How Medications Help with Addiction Treatment

Using medications to treat substance abusers has its critics, but in several cases, they’ve been effective.  Roughly eight million people in the United States currently meet the diagnostic criteria for alcohol dependence and another six million or more meet the criteria for alcohol abuse.

Alcohol addiction is considered as one of the major public health problems and is ranked as the 4th leading cause of disability. Addiction treatments are showing extensive progresses since last several years. The use of cognitive behavioral therapy, including a stage of change model; skills training; motivational enhancement techniques, and integrated treatment for patients with co-occurring disorders have shown effective results to increase positive results and outcome in addiction treatment. Know about Physical Medicine and Rehabilitation

Drug Withdrawal and Detox

During the initial stages of recovery, the body needs to rid itself of drugs. It is called the detox period. Detoxification can last many days to several weeks depending on the type of drug. Fighting with withdrawal symptoms is one of the most challenging parts of detox. During detox, drug users experience many uncomfortable symptoms, some of these may include:

  • Anxiety
  • Muscle aches
  • Nausea
  • Depression
  • Sweating
  • Seizures

There are different medications that are used to treat different withdrawal symptoms. Some of the common drugs that physicians generally prescribe for detox are:

  1. Benzodiazepines-These drugs reduce the irritability and anxiety.

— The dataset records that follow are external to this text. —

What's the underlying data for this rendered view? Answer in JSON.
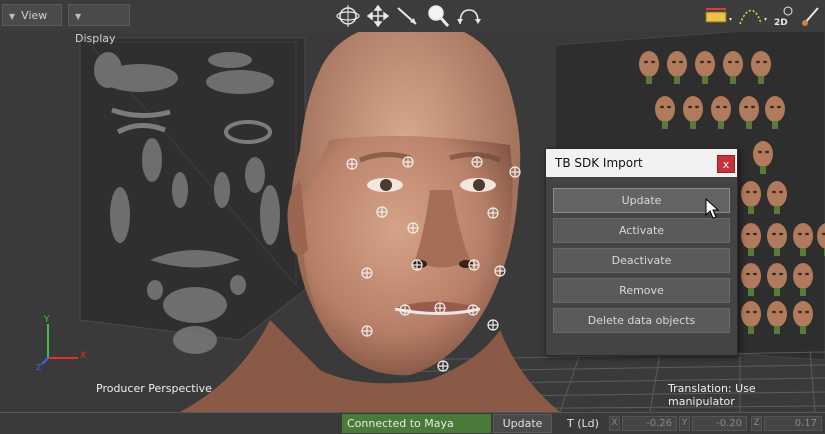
{
  "toolbar": {
    "view_label": "View",
    "display_label": "Display",
    "tools": [
      "orbit-icon",
      "move-icon",
      "pick-icon",
      "zoom-icon",
      "undo-arc-icon"
    ],
    "right_tools": [
      "ruler-icon",
      "curve-icon",
      "2d-icon",
      "brush-icon"
    ],
    "twod_label": "2D"
  },
  "viewport": {
    "camera_label": "Producer Perspective",
    "hint_label": "Translation: Use manipulator",
    "axis_y": "Y",
    "axis_x": "X",
    "axis_z": "Z"
  },
  "dialog": {
    "title": "TB SDK Import",
    "close_label": "x",
    "buttons": [
      "Update",
      "Activate",
      "Deactivate",
      "Remove",
      "Delete data objects"
    ]
  },
  "statusbar": {
    "connection": "Connected to Maya",
    "update_label": "Update",
    "mode_label": "T (Ld)",
    "coords": [
      {
        "axis": "X",
        "value": "-0.26"
      },
      {
        "axis": "Y",
        "value": "-0.20"
      },
      {
        "axis": "Z",
        "value": "0.17"
      }
    ]
  },
  "colors": {
    "connected_green": "#4a7a3a",
    "close_red": "#c8303a",
    "viewport_bg": "#3a3a3a"
  }
}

Anxiety is a more common symptom of withdrawal from drug like cocaine and opiates like heroin etc.
  2. Antidepressants- Without drugs, any addicted person can’t produce natural amounts of happiness-inducing chemicals in their brain. Because addicted person mainly rely on drugs to keep them happy for long. People in detox often experience depression. Antidepressants like Prozac and Zoloft can help relieve these feelings until the brain is able to produce happiness.
  3. Clonidine- Clonidine helps in treating alcohol and opiate withdrawals. It reduces sweating, muscle aches, cramps, anxiety, and also helps to stop tremors and seizures.

Alcohol Addiction Medications

Alcohol consumption since long on a regular basis can increase the difficulty of a withdrawal symptoms, lasting anywhere from days to months. This phenomenon is known as prolonged or post-acute withdrawal syndrome (PAWS). These medications generally come as a tablet that patients take each day.

Medications for alcohol addiction include:

  • Naltrexone (Vivitrol)
  • Acamprosate (Campral)
  • Disulfiram (Antabuse)

Heroin and Opiate Addiction Medications

Opiates include morphine, heroin, and narcotic painkillers like Oxycontin. Heroin and Opiates medications help to ease withdrawal symptoms and frequent craving. These medications are generally provided in the form of a tablet on a daily basis. Few people experience these withdrawals as little as for a week or two, while others may have long-term withdrawal symptoms. The symptoms of withdrawal may last for months or years in some cases.

Addiction medications for heroin and painkillers include:

  • Methadone
  • Buprenorphine (Suboxone)
  • Naltrexone

Medical Detox and Rehab

Few people choose to detox on their own. It is not only harder but also considered as more dangerous than detoxing with a doctor. A medical detox is known as the best way to get sober in a safe, comfortable environment. For people, who are addicted to alcohol or benzos, a medical detox is a must.

A supervised detox helps to alleviate health issues. Physicians track the patient’s breathing rate, heart rate, temperature and fluid levels. Physicians help relieve any discomfort that the patient may be experiencing. They also adjust medication doses according to the patient’s needs and make long-term plans for the medication. People with personal health problems should also look for medical detox. Withdrawals can complicate the health problems like high BP. Your physician can prevent you from any of such issues. Detox is often an integral part of inpatient rehabs. In most cases, inpatient rehab takes 60 to 90 days; the first week consists of closely observed detox. Rehab also includes other treatments, such as behavioral therapy to make the recovery process more successful.